“Kalpa Impérial” d’Angélica Gorodischer (La Volte, 2017)
[Ce livre a été réédité en format Poche par les éditions Points en 2026]
Immense texte, immense dame 💥
« Kalpa Imperial » (Kalpa ici) est probablement ce que l’on a lu de plus puissant en terme de narration cette dernière année. Vous savez le genre de livre qui vous révèle les grands pouvoirs des histoires, des récits, en sommes : des contes et des conteurs de contes.
« Kalpa » c’est Borges à portée de n’importe qui, c’est du plaisir en barre qui se déguste avec simplicité et émerveillement.
C’est un gâteau léger et extrêmement riche à la fois. Cela semble impossible mais Angélica Gorodischer l’a fait.
Très intellectuel et immensément joueur.
Chaque mot, chaque phrase en cache, en ouvre mille autres. Ce n’est que vertige et amusement qui se déploient lors de la lecture. « Kalpa », à chaque instant, nous stimule, nous enchante et vient chercher en nous notre grande capacité à nous aussi créer des petits mondes. Se permettant même d’être parfois lacunaire, l’autrice nous fait confiance et nous laisse maître de notre propre imaginaire.

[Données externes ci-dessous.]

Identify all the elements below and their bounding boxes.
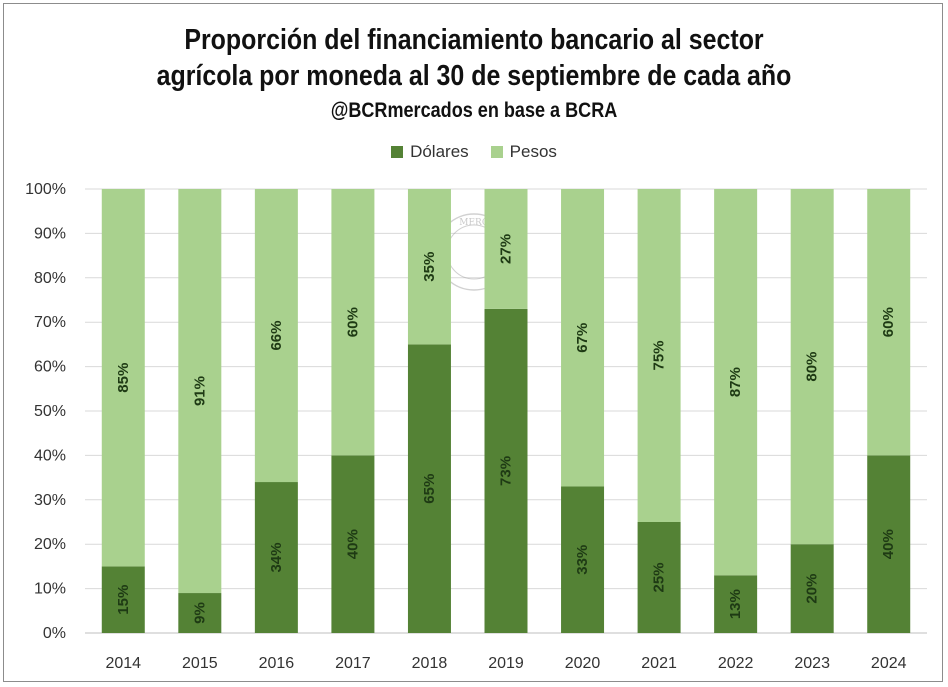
chart-legend: Dólares Pesos [0, 142, 948, 162]
data-label-pesos-2015: 91% [191, 376, 208, 406]
chart-title-line-2: agrícola por moneda al 30 de septiembre … [156, 60, 792, 92]
bar-pesos-2021 [637, 189, 681, 522]
data-label-dolares-2023: 20% [804, 574, 821, 604]
x-tick-label-2014: 2014 [105, 655, 141, 672]
bar-dolares-2017 [331, 455, 375, 633]
bar-dolares-2024 [867, 455, 911, 633]
bar-pesos-2014 [101, 189, 145, 567]
data-label-pesos-2017: 60% [344, 307, 361, 337]
data-label-pesos-2023: 80% [804, 352, 821, 382]
data-label-dolares-2021: 25% [651, 562, 668, 592]
data-label-dolares-2020: 33% [574, 545, 591, 575]
y-tick-label: 20% [34, 536, 66, 553]
bar-dolares-2016 [254, 482, 298, 633]
data-label-dolares-2017: 40% [344, 529, 361, 559]
data-label-pesos-2018: 35% [421, 252, 438, 282]
bar-pesos-2015 [178, 189, 222, 594]
y-tick-label: 100% [25, 181, 66, 198]
bars: 15% 85% 9% 91% 34% 66% 40% 60% 65% 35% 73% 27% 33% 67… [101, 189, 911, 633]
y-tick-label: 0% [43, 625, 66, 642]
bar-pesos-2020 [561, 189, 605, 487]
bar-dolares-2014 [101, 566, 145, 633]
bar-pesos-2019 [484, 189, 528, 309]
data-label-pesos-2014: 85% [115, 363, 132, 393]
y-tick-label: 90% [34, 225, 66, 242]
chart-subtitle: @BCRmercados en base a BCRA [330, 99, 618, 122]
data-label-dolares-2016: 34% [268, 543, 285, 573]
bar-pesos-2022 [714, 189, 758, 576]
x-tick-label-2022: 2022 [718, 655, 754, 672]
x-tick-label-2016: 2016 [259, 655, 295, 672]
x-axis-ticks: 2014 2015 2016 2017 2018 2019 2020 2021 2022 2023… [105, 655, 906, 672]
legend-item-dolares: Dólares [391, 142, 469, 162]
chart-frame [3, 3, 943, 682]
data-label-dolares-2014: 15% [115, 585, 132, 615]
bar-dolares-2021 [637, 522, 681, 633]
bar-dolares-2023 [790, 544, 834, 633]
y-tick-label: 50% [34, 403, 66, 420]
data-label-pesos-2016: 66% [268, 321, 285, 351]
y-axis-ticks: 0% 10% 20% 30% 40% 50% 60% 70% 80% 90% 100% [25, 181, 66, 642]
legend-swatch-dolares [391, 146, 404, 158]
x-tick-label-2019: 2019 [488, 655, 524, 672]
chart-title-line-1: Proporción del financiamiento bancario a… [184, 24, 764, 56]
legend-label-dolares: Dólares [410, 142, 469, 161]
legend-swatch-pesos [490, 146, 503, 158]
data-label-pesos-2022: 87% [727, 367, 744, 397]
data-label-pesos-2020: 67% [574, 323, 591, 353]
data-label-dolares-2018: 65% [421, 474, 438, 504]
data-label-pesos-2021: 75% [651, 340, 668, 370]
x-tick-label-2023: 2023 [794, 655, 830, 672]
bar-dolares-2020 [561, 486, 605, 633]
bar-dolares-2015 [178, 593, 222, 633]
bar-pesos-2016 [254, 189, 298, 483]
bar-dolares-2018 [407, 344, 451, 633]
y-tick-label: 80% [34, 270, 66, 287]
y-tick-label: 70% [34, 314, 66, 331]
data-label-dolares-2024: 40% [880, 529, 897, 559]
data-label-pesos-2019: 27% [498, 234, 515, 264]
bar-pesos-2017 [331, 189, 375, 456]
bar-dolares-2022 [714, 575, 758, 633]
bar-dolares-2019 [484, 308, 528, 633]
data-label-dolares-2022: 13% [727, 589, 744, 619]
x-tick-label-2024: 2024 [871, 655, 907, 672]
bar-pesos-2023 [790, 189, 834, 545]
x-tick-label-2015: 2015 [182, 655, 218, 672]
y-tick-label: 40% [34, 447, 66, 464]
legend-label-pesos: Pesos [509, 142, 557, 161]
seal-text: MERC [459, 218, 489, 228]
x-tick-label-2021: 2021 [641, 655, 677, 672]
data-label-dolares-2015: 9% [191, 602, 208, 624]
x-tick-label-2020: 2020 [565, 655, 601, 672]
y-tick-label: 30% [34, 492, 66, 509]
bar-pesos-2024 [867, 189, 911, 456]
x-tick-label-2017: 2017 [335, 655, 371, 672]
data-label-dolares-2019: 73% [498, 456, 515, 486]
bar-pesos-2018 [407, 189, 451, 345]
legend-item-pesos: Pesos [490, 142, 557, 162]
y-tick-label: 60% [34, 359, 66, 376]
y-tick-label: 10% [34, 581, 66, 598]
chart-title: Proporción del financiamiento bancario a… [66, 22, 881, 94]
x-tick-label-2018: 2018 [412, 655, 448, 672]
data-label-pesos-2024: 60% [880, 307, 897, 337]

(Oui, on ne vous l’a pas dit: il s’agit d’un recueil d’histoires d’un immense empire sans âges.)
Il faut une connaissance sans frontières et en profondeur des mythes, des légendes, des contes oraux, et de la manière dont on les tisse et les entrelace, pour arriver à cela. C’est encore une fois vertigineux.
L’écriture de Gorodischer n’est pas ici un maillage un peu technique, outrageusement littéraire et noueux, mais bel et bien un agglomérat de mondes, de trajectoires, de vies, de destins qui nous sont laissés apercevoir avec une certaine forme de désinvolture.
Car il faudrait une vie pour en raconter ne serait-ce qu’une seule autre.
« Kalpa Imperial » se lit doucement, avec le sourire aux lèvres et le cerveau en ébullition. C’est un livre magnifique, à l’envergure démentielle, et pourtant si proche de celui ou celle qui le lira. « Kalpa » est un coup de maître, ni plus ni moins qu’une nouvelle grande référence dans notre panthéon personnel.
Alors merci Angélica et Mathias de Breyne pour sa traduction.
Le texte fut traduit en Anglais par Ursula K. Le Guin si cela peut finir de vous convaincre.